7. Can I get income protection insurance if I’m self-employed?
Absolutely! If you’re self-employed, you can definitely get income protection insurance to safeguard your financial future. Just be ready to provide proof of your income when you apply. It’s a smart move to ensure you’re covered!
8. What happens if I change my job?
If you decide to change your job, it’s important to inform your insurance provider as soon as possible. This is because your premiums may be affected by the nature of your new occupation. Different jobs carry varying levels of risk, which can influence the cost of your insurance coverage.
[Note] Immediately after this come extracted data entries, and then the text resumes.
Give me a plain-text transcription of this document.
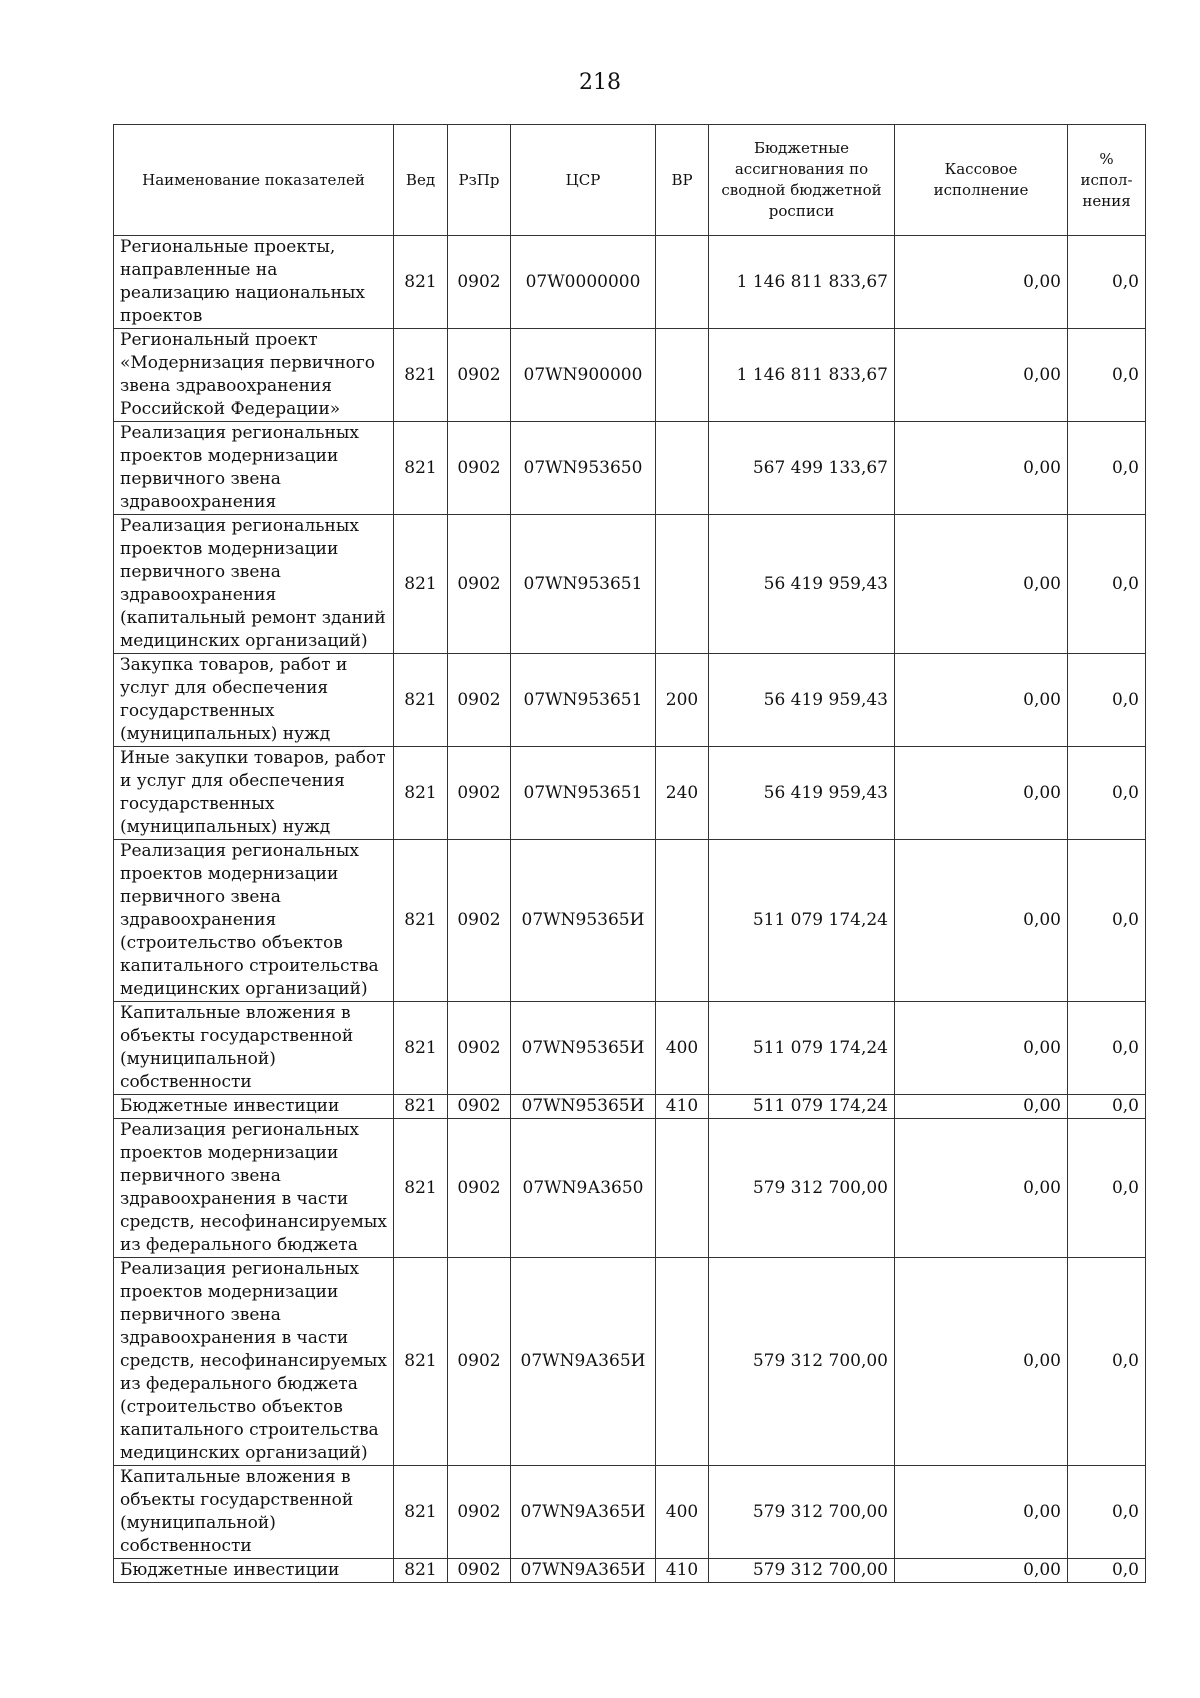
218
Наименование показателей	Вед	РзПр	ЦСР	ВР	Бюджетные ассигнования по сводной бюджетной росписи	Кассовое исполнение	% испол-нения
Региональные проекты, направленные на реализацию национальных проектов	821	0902	07W0000000		1 146 811 833,67	0,00	0,0
Региональный проект «Модернизация первичного звена здравоохранения Российской Федерации»	821	0902	07WN900000		1 146 811 833,67	0,00	0,0
Реализация региональных проектов модернизации первичного звена здравоохранения	821	0902	07WN953650		567 499 133,67	0,00	0,0
Реализация региональных проектов модернизации первичного звена здравоохранения (капитальный ремонт зданий медицинских организаций)	821	0902	07WN953651		56 419 959,43	0,00	0,0
Закупка товаров, работ и услуг для обеспечения государственных (муниципальных) нужд	821	0902	07WN953651	200	56 419 959,43	0,00	0,0
Иные закупки товаров, работ и услуг для обеспечения государственных (муниципальных) нужд	821	0902	07WN953651	240	56 419 959,43	0,00	0,0
Реализация региональных проектов модернизации первичного звена здравоохранения (строительство объектов капитального строительства медицинских организаций)	821	0902	07WN95365И		511 079 174,24	0,00	0,0
Капитальные вложения в объекты государственной (муниципальной) собственности	821	0902	07WN95365И	400	511 079 174,24	0,00	0,0
Бюджетные инвестиции	821	0902	07WN95365И	410	511 079 174,24	0,00	0,0
Реализация региональных проектов модернизации первичного звена здравоохранения в части средств, несофинансируемых из федерального бюджета	821	0902	07WN9А3650		579 312 700,00	0,00	0,0
Реализация региональных проектов модернизации первичного звена здравоохранения в части средств, несофинансируемых из федерального бюджета (строительство объектов капитального строительства медицинских организаций)	821	0902	07WN9А365И		579 312 700,00	0,00	0,0
Капитальные вложения в объекты государственной (муниципальной) собственности	821	0902	07WN9А365И	400	579 312 700,00	0,00	0,0
Бюджетные инвестиции	821	0902	07WN9А365И	410	579 312 700,00	0,00	0,0
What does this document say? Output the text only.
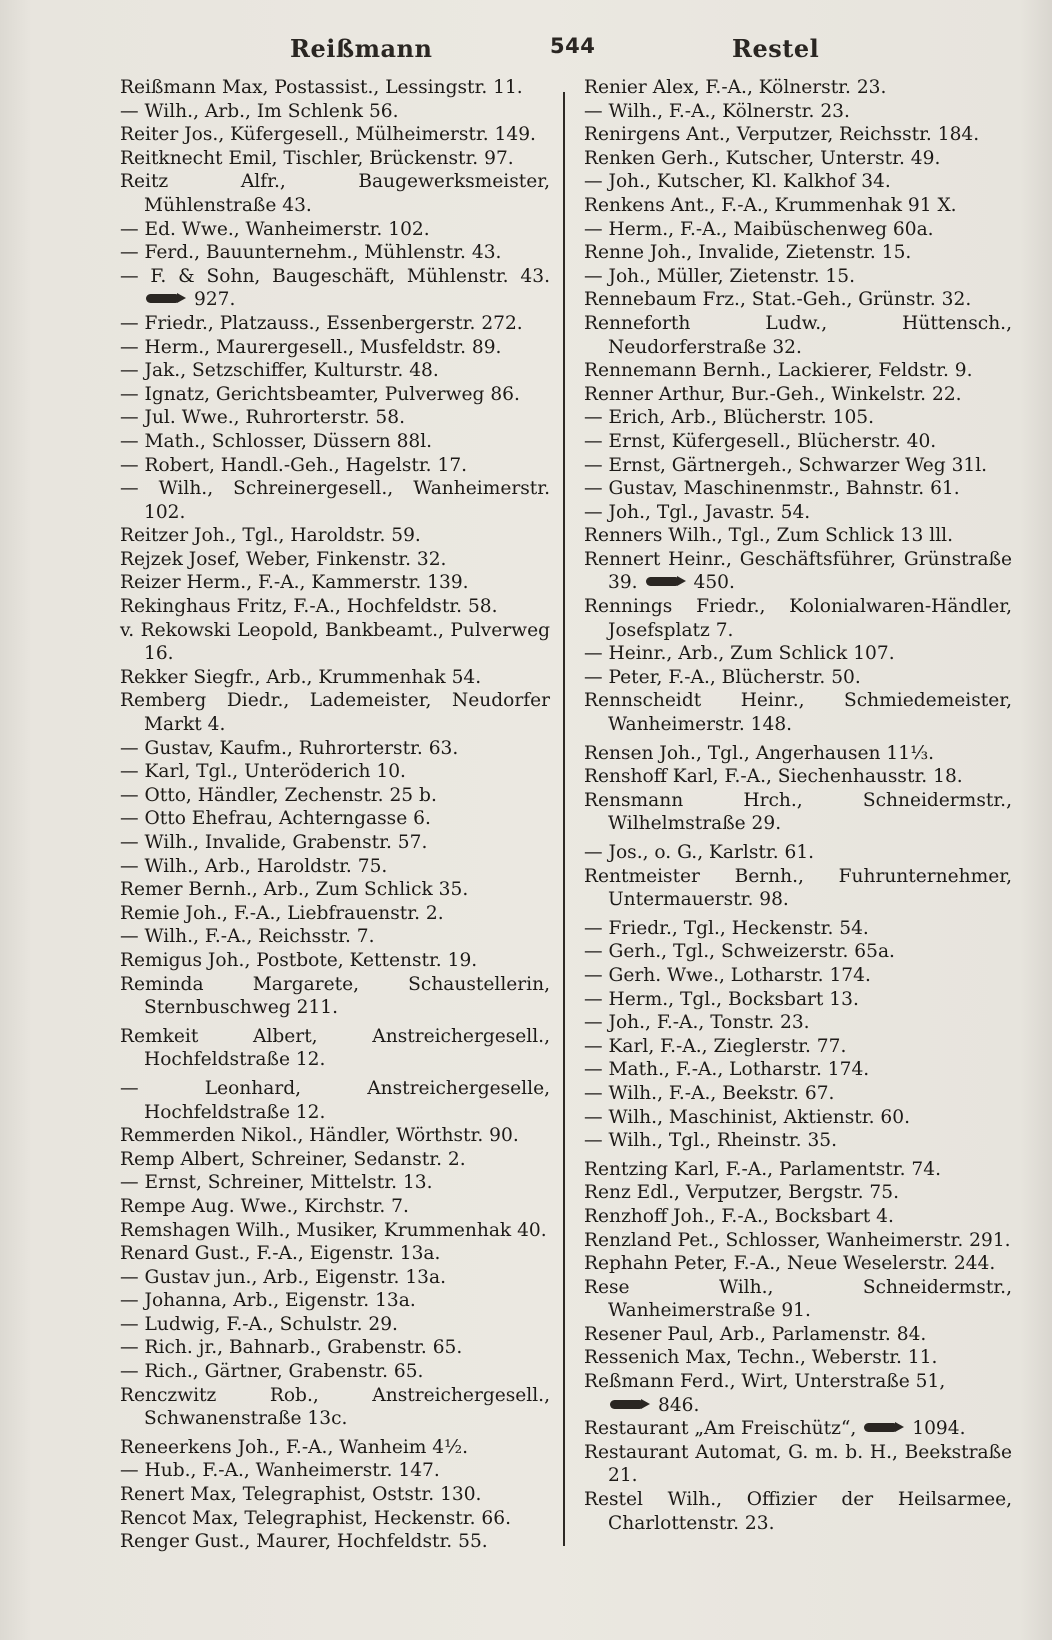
Reißmann	544	Restel

Reißmann Max, Postassist., Lessingstr. 11.

— Wilh., Arb., Im Schlenk 56.

Reiter Jos., Küfergesell., Mülheimerstr. 149.

Reitknecht Emil, Tischler, Brückenstr. 97.

Reitz Alfr., Baugewerksmeister, Mühlenstraße 43.

— Ed. Wwe., Wanheimerstr. 102.

— Ferd., Bauunternehm., Mühlenstr. 43.

— F. & Sohn, Baugeschäft, Mühlenstr. 43. 927.

— Friedr., Platzauss., Essenbergerstr. 272.

— Herm., Maurergesell., Musfeldstr. 89.

— Jak., Setzschiffer, Kulturstr. 48.

— Ignatz, Gerichtsbeamter, Pulverweg 86.

— Jul. Wwe., Ruhrorterstr. 58.

— Math., Schlosser, Düssern 88l.

— Robert, Handl.-Geh., Hagelstr. 17.

— Wilh., Schreinergesell., Wanheimerstr. 102.

Reitzer Joh., Tgl., Haroldstr. 59.

Rejzek Josef, Weber, Finkenstr. 32.

Reizer Herm., F.-A., Kammerstr. 139.

Rekinghaus Fritz, F.-A., Hochfeldstr. 58.

v. Rekowski Leopold, Bankbeamt., Pulverweg 16.

Rekker Siegfr., Arb., Krummenhak 54.

Remberg Diedr., Lademeister, Neudorfer Markt 4.

— Gustav, Kaufm., Ruhrorterstr. 63.

— Karl, Tgl., Unteröderich 10.

— Otto, Händler, Zechenstr. 25 b.

— Otto Ehefrau, Achterngasse 6.

— Wilh., Invalide, Grabenstr. 57.

— Wilh., Arb., Haroldstr. 75.

Remer Bernh., Arb., Zum Schlick 35.

Remie Joh., F.-A., Liebfrauenstr. 2.

— Wilh., F.-A., Reichsstr. 7.

Remigus Joh., Postbote, Kettenstr. 19.

Reminda Margarete, Schaustellerin, Sternbuschweg 211.

Remkeit Albert, Anstreichergesell., Hochfeldstraße 12.

— Leonhard, Anstreichergeselle, Hochfeldstraße 12.

Remmerden Nikol., Händler, Wörthstr. 90.

Remp Albert, Schreiner, Sedanstr. 2.

— Ernst, Schreiner, Mittelstr. 13.

Rempe Aug. Wwe., Kirchstr. 7.

Remshagen Wilh., Musiker, Krummenhak 40.

Renard Gust., F.-A., Eigenstr. 13a.

— Gustav jun., Arb., Eigenstr. 13a.

— Johanna, Arb., Eigenstr. 13a.

— Ludwig, F.-A., Schulstr. 29.

— Rich. jr., Bahnarb., Grabenstr. 65.

— Rich., Gärtner, Grabenstr. 65.

Renczwitz Rob., Anstreichergesell., Schwanenstraße 13c.

Reneerkens Joh., F.-A., Wanheim 4½.

— Hub., F.-A., Wanheimerstr. 147.

Renert Max, Telegraphist, Oststr. 130.

Rencot Max, Telegraphist, Heckenstr. 66.

Renger Gust., Maurer, Hochfeldstr. 55.

Renier Alex, F.-A., Kölnerstr. 23.

— Wilh., F.-A., Kölnerstr. 23.

Renirgens Ant., Verputzer, Reichsstr. 184.

Renken Gerh., Kutscher, Unterstr. 49.

— Joh., Kutscher, Kl. Kalkhof 34.

Renkens Ant., F.-A., Krummenhak 91 X.

— Herm., F.-A., Maibüschenweg 60a.

Renne Joh., Invalide, Zietenstr. 15.

— Joh., Müller, Zietenstr. 15.

Rennebaum Frz., Stat.-Geh., Grünstr. 32.

Renneforth Ludw., Hüttensch., Neudorferstraße 32.

Rennemann Bernh., Lackierer, Feldstr. 9.

Renner Arthur, Bur.-Geh., Winkelstr. 22.

— Erich, Arb., Blücherstr. 105.

— Ernst, Küfergesell., Blücherstr. 40.

— Ernst, Gärtnergeh., Schwarzer Weg 31l.

— Gustav, Maschinenmstr., Bahnstr. 61.

— Joh., Tgl., Javastr. 54.

Renners Wilh., Tgl., Zum Schlick 13 lll.

Rennert Heinr., Geschäftsführer, Grünstraße 39.	450.

Rennings Friedr., Kolonialwaren-Händler, Josefsplatz 7.

— Heinr., Arb., Zum Schlick 107.

— Peter, F.-A., Blücherstr. 50.

Rennscheidt Heinr., Schmiedemeister, Wanheimerstr. 148.

Rensen Joh., Tgl., Angerhausen 11⅓.

Renshoff Karl, F.-A., Siechenhausstr. 18.

Rensmann Hrch., Schneidermstr., Wilhelmstraße 29.

— Jos., o. G., Karlstr. 61.

Rentmeister Bernh., Fuhrunternehmer, Untermauerstr. 98.

— Friedr., Tgl., Heckenstr. 54.

— Gerh., Tgl., Schweizerstr. 65a.

— Gerh. Wwe., Lotharstr. 174.

— Herm., Tgl., Bocksbart 13.

— Joh., F.-A., Tonstr. 23.

— Karl, F.-A., Zieglerstr. 77.

— Math., F.-A., Lotharstr. 174.

— Wilh., F.-A., Beekstr. 67.

— Wilh., Maschinist, Aktienstr. 60.

— Wilh., Tgl., Rheinstr. 35.

Rentzing Karl, F.-A., Parlamentstr. 74.

Renz Edl., Verputzer, Bergstr. 75.

Renzhoff Joh., F.-A., Bocksbart 4.

Renzland Pet., Schlosser, Wanheimerstr. 291.

Rephahn Peter, F.-A., Neue Weselerstr. 244.

Rese Wilh., Schneidermstr., Wanheimerstraße 91.

Resener Paul, Arb., Parlamenstr. 84.

Ressenich Max, Techn., Weberstr. 11.

Reßmann Ferd., Wirt, Unterstraße 51,
846.

Restaurant „Am Freischütz“,	1094.

Restaurant Automat, G. m. b. H., Beekstraße 21.

Restel Wilh., Offizier der Heilsarmee, Charlottenstr. 23.
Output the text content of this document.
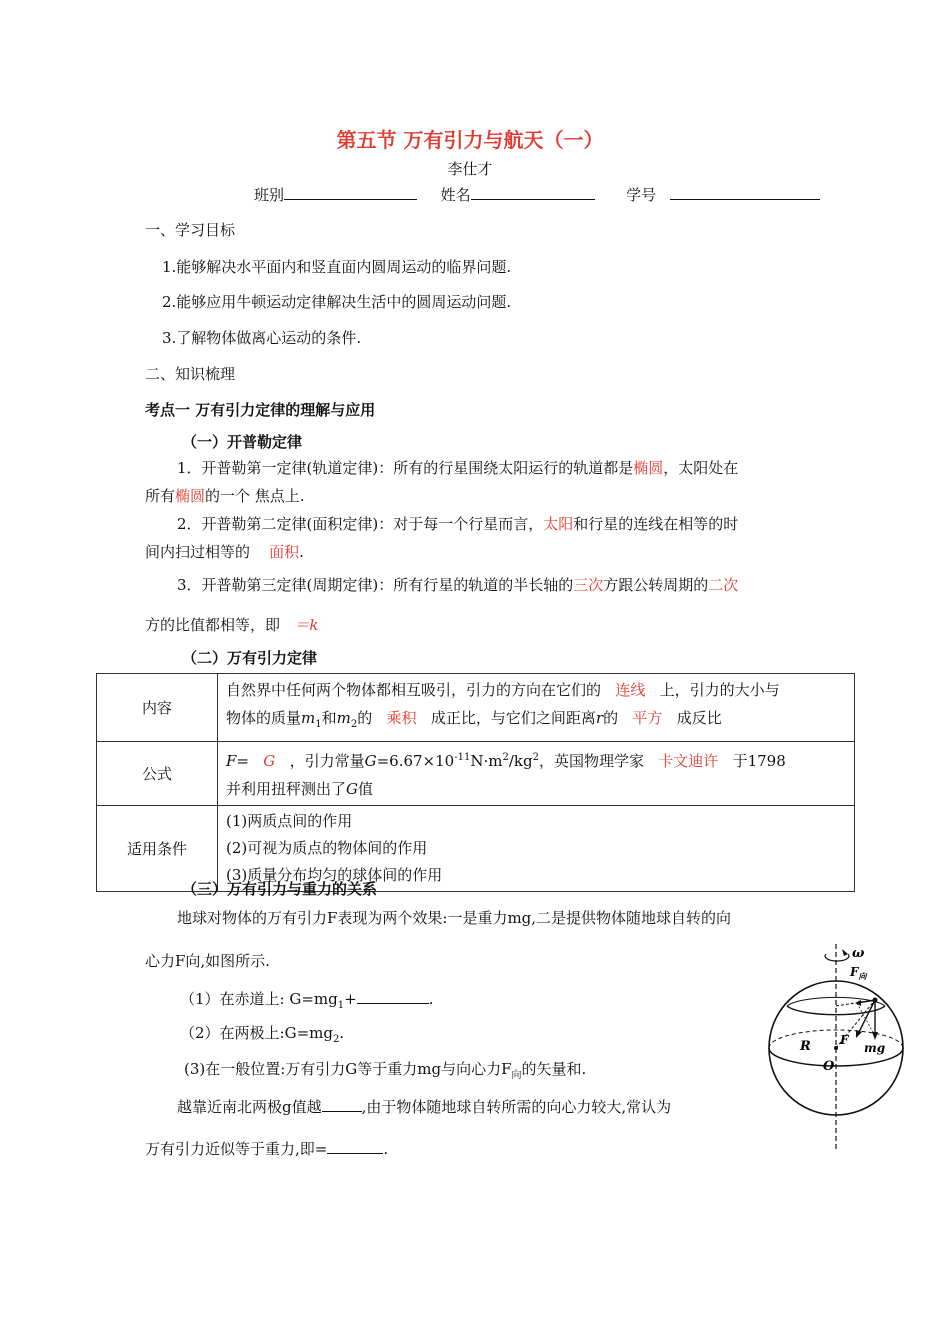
第五节 万有引力与航天（一）
李仕才
班别	姓名	学号
一、学习目标
1.能够解决水平面内和竖直面内圆周运动的临界问题.
2.能够应用牛顿运动定律解决生活中的圆周运动问题.
3.了解物体做离心运动的条件.
二、知识梳理
考点一 万有引力定律的理解与应用
（一）开普勒定律
1．开普勒第一定律(轨道定律)：所有的行星围绕太阳运行的轨道都是椭圆，太阳处在
所有椭圆的一个 焦点上.
2．开普勒第二定律(面积定律)：对于每一个行星而言，太阳和行星的连线在相等的时
间内扫过相等的    面积.
3．开普勒第三定律(周期定律)：所有行星的轨道的半长轴的三次方跟公转周期的二次
方的比值都相等，即   ＝k
（二）万有引力定律
内容	自然界中任何两个物体都相互吸引，引力的方向在它们的   连线   上，引力的大小与
物体的质量$m_1$和$m_2$的   乘积   成正比，与它们之间距离r的   平方   成反比
公式	F=   G   ，引力常量$G=6.67\times 10^{-11}N\cdot m^2/kg^2$，英国物理学家   卡文迪许   于1798
并利用扭秤测出了G值
适用条件	(1)两质点间的作用
(2)可视为质点的物体间的作用
(3)质量分布均匀的球体间的作用
（三）万有引力与重力的关系
地球对物体的万有引力F表现为两个效果:一是重力mg,二是提供物体随地球自转的向
心力F向,如图所示.
（1）在赤道上: $G=mg_1+$	.
（2）在两极上$:G=mg_2$.
(3)在一般位置:万有引力G等于重力mg与向心力$F_向$的矢量和.
越靠近南北两极g值越	,由于物体随地球自转所需的向心力较大,常认为
万有引力近似等于重力,即=	.
ω
$F_向$
mg
F
R
O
Keeping your insurer updated ensures that your policy remains accurate and that you are adequately covered.
9. Can I cancel my income protection insurance policy?
Yes, you can cancel your income protection insurance policy at any time. However, you may not get a refund of any premiums you’ve paid.
10. Where can I get more information about income protection insurance?
To obtain comprehensive information about income protection insurance, consider reaching out to various sources such as insurance companies, professional brokers, or qualified financial advisors. These experts can provide valuable insights into policy options, coverage details, and how income protection insurance can safeguard your financial well-being in case of unexpected events that may affect your ability to work.

Important Note: It’s always best to speak with a financial advisor who can assess your specific needs and help you find the right income protection policy. They can also explain the different types of policies, the exclusions, and the terms and conditions in detail.